Joe Gordon joe.gordon0 at gmail.com
Thu Sep 26 00:56:15 UTC 2013

Hi All,

TL;DR: We will be automatically identifying your flaky tempest runs, so you
just have to confirm that you hit bug x, not identify which bug you hit.

http://status.openstack.org/rechecks/ is a great tool to identify which
bugs are causing our gating to be flaky allowing for better prioritization
of bug fixing. But as many of you have noticed hunting down which bug to
use for your recheck can be tedious, and using 'recheck no bug' just kicks
the problem down the road for someone else to deal with.

To address this issue, Matthew Treinish, Clark Boylan, myself, and others
have started elastic-recheck [
https://github.com/openstack-infra/elastic-recheck] to classify
tempest-devstack failures using ElasticSearch [http://logstash.openstack.org].
 When we hit a new bug, we use http://logstash.openstack.org to manually
find an ElasticSearch fingerprint for it
 And every time we see a new tempst-devstack failure we try to classify it,
and report back to review.openstack.org so the patch author can confirm
that was the bug they saw and run a recheck.

We are in the middle of rolling this out, and you can expect to see
elastic-recheck commenting on your failed tempest jobs in the next few days.

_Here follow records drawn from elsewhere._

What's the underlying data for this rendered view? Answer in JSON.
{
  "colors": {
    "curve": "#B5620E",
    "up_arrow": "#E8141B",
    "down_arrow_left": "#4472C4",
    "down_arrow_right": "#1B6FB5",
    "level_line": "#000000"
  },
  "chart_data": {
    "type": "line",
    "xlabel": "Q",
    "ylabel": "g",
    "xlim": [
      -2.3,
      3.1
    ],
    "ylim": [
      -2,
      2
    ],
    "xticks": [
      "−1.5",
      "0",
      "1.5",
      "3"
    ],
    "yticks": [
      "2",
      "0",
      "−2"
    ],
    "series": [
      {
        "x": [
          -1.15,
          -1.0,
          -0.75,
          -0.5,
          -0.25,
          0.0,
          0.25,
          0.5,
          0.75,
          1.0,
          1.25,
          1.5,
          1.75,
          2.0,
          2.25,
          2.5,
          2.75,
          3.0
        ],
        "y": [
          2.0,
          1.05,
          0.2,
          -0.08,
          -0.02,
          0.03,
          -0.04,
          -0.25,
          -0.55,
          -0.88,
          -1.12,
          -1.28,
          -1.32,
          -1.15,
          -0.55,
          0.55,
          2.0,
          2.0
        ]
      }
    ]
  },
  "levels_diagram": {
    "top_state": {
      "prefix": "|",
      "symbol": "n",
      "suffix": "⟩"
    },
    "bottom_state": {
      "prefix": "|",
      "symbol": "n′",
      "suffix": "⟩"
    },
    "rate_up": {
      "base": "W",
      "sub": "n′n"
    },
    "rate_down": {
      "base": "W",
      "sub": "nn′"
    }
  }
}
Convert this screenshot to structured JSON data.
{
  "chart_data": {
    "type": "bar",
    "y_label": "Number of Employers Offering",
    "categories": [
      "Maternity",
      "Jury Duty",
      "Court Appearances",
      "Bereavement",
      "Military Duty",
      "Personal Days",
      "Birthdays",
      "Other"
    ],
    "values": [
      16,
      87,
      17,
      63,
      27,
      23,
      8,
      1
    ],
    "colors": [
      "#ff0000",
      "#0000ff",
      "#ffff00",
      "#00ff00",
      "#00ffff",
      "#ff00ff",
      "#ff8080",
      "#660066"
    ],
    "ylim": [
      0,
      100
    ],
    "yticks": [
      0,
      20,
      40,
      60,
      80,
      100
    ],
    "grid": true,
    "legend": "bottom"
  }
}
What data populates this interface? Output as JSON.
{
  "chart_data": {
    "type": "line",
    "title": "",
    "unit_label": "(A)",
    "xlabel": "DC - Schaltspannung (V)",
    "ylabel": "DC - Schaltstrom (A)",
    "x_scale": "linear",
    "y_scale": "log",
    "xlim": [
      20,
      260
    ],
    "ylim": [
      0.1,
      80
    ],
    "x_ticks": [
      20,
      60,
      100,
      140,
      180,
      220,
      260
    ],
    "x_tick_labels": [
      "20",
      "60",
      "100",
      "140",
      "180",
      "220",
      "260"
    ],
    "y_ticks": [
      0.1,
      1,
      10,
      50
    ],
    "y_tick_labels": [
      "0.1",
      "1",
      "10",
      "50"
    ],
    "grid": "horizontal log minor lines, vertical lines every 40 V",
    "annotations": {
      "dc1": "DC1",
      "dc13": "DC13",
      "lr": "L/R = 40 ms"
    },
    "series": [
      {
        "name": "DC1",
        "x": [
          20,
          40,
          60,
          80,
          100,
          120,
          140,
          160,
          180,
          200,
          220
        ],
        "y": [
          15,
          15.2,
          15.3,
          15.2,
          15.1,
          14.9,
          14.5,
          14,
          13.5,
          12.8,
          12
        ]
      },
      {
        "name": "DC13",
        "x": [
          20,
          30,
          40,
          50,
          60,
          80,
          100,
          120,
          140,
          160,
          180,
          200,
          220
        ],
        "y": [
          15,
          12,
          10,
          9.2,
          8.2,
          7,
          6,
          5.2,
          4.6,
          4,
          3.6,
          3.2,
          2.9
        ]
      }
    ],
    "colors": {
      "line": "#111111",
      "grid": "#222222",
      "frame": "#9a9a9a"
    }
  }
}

* Identifying which bugs are frequent is only the first step, we still need
to fix them.  Otherwise tempest will stay flaky.  We have about a 25%
failure rate in the gate pipeline, as of the most recent numbers.
* ElasticSearch is currently slow, and although we are fixing that, it may
take a few hours before elastic-recheck can classify your failures.
* We have more work to do on this, so help welcome!